In the wake of reopening, the restaurant cycled through head chefs. Katy Sparks was head chef at reopening. She was replaced by celebrity chef Jeremiah Tower after half a year. This was Tower's first restaurant in 15 years, since he closed his Stars restaurant in San Francisco and retired. Half a year later, Tower left to be replaced by John Stevenson, who survived a year. Stevenson was then replaced by Bill Peet in 2016.

== Awards ==
Where magazine named Tavern on the Green the best restaurant on the Upper West Side in 2006. It had also been awarded "best ambience" of any New York City restaurant four years earlier. In 2003 and 2004, Wine Spectator named the restaurant's wine list its "Best Award of Excellence."

== Notable visitors ==
Tavern on the Green was frequented by prominent actors, musicians, politicians. and writers.

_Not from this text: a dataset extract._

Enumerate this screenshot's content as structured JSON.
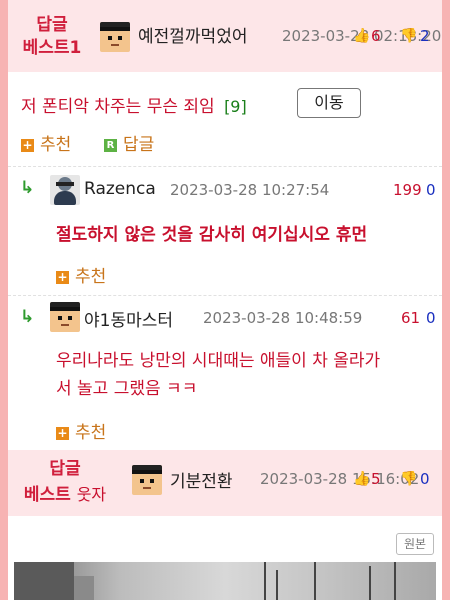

It hosted the wedding receptions of several prominent Americans, including one of the seven marriages of author Robert Olen Butler (later divorced) and film director Walter Hill. John Lennon and his son Sean Lennon celebrated numerous birthdays at Tavern on the Green during the late 1970s. In 1987 the tavern was the site of a star-studded memorial dinner for director-choreographer Bob Fosse.